Tuesday, March 15, 2011

Four Indonesian Sailors Missing in Japan




Overwhelmed: The tsunami engulfs a residential area in Natori, Miyagi

(News Today) - Four Indonesian sailors are reported to have been missing after a 8.9-magnitude earthquake followed by a tsunami hit Japan last Friday, a minister said.

"We recently received news that the fate of the four Indonesian fishermen reportedly working on Kunimaru 3 ship are still unknown," Foreign Affairs Minister Marty Natalegawa said here on Sunday.

The minister said the four identified with their initials S (27), TS (30), RH (30) and AS (29) had their ship anchored in Shiogama city, Miyagi prefecture, when the earthquake and tsunami struck.

"The ship was found around 2.5 kilometers from the shore but the fishermen are missing," said the minister adding that Indonesian Embassy in Tokyo was still trying to find the missing Indonesians while the Foreign Affairs Ministry’s staff in Jakarta would soon contact the families of the poor fishermen.
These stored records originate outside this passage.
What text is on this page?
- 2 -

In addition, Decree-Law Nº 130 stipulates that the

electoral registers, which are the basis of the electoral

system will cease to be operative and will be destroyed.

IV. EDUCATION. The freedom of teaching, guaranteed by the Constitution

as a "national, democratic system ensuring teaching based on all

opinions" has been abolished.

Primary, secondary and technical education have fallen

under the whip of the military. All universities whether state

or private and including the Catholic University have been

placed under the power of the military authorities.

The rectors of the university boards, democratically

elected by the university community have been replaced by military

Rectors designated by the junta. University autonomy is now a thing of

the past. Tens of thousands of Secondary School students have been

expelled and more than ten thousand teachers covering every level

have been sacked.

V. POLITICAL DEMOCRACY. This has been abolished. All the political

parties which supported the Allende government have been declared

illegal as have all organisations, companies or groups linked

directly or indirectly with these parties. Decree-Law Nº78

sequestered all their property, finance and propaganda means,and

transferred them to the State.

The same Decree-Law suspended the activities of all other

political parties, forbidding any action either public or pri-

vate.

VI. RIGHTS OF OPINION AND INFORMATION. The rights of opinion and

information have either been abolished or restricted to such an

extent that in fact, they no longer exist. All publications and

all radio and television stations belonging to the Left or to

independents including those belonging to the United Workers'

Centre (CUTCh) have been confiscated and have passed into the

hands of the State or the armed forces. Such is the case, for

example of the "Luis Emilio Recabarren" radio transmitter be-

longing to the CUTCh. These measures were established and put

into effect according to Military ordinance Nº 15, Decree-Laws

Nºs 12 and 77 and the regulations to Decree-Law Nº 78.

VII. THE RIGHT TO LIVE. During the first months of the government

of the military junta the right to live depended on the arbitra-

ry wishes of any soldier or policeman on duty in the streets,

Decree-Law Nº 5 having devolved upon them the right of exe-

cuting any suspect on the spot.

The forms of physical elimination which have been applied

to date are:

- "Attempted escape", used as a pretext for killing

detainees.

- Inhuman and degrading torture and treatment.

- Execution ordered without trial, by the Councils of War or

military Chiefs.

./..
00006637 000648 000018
Earlier, Japanese Police Chief Naoto Takeuchi stated Sunday the death toll from Japan`s devastating earthquake and tsunami was likely to exceed 10,000 in Miyagi prefecture alone.

Takeuchi, quoted by state broadcaster NHK, said he had "no doubt" of that number of fatalities in his prefecture -- the region hardest hit by Friday`s devastating natural disaster. The police said the death toll as of early Sunday had reached 688, with 642 missing and 1,570 injured.

But this figure excluded 400-500 bodies found in two locations in northeast Japan, where the wall of water swept ashore. There are also reports that thousands of people were still unaccounted for. In the small port town of Minamisanriku, which was practically swept away, some 10,000 people were missing, NHK reported earlier.

Meanwhile, the US Geological Survey stated Japan`s recent massive earthquake, one of the strongest and largest ever recorded, appears to have moved the island by about eight feet (2.4 meters). The quake and its tectonic shift resulted from "thrust faulting" along the boundary of the Pacific and North America plates, according to the USGS.

The Pacific plate pushes under a far western wedge of the North America plate at a rate of about 3.3 inches (83 millimeters) per year, but a colossal earthquake can provide force to drastically move the plates, with catastrophic consequences.

"With an earthquake this large, you can get huge ground shifts," Earle said. "On the actual fault you can get 20 meters (65 feet) movement on the two sides of the fault."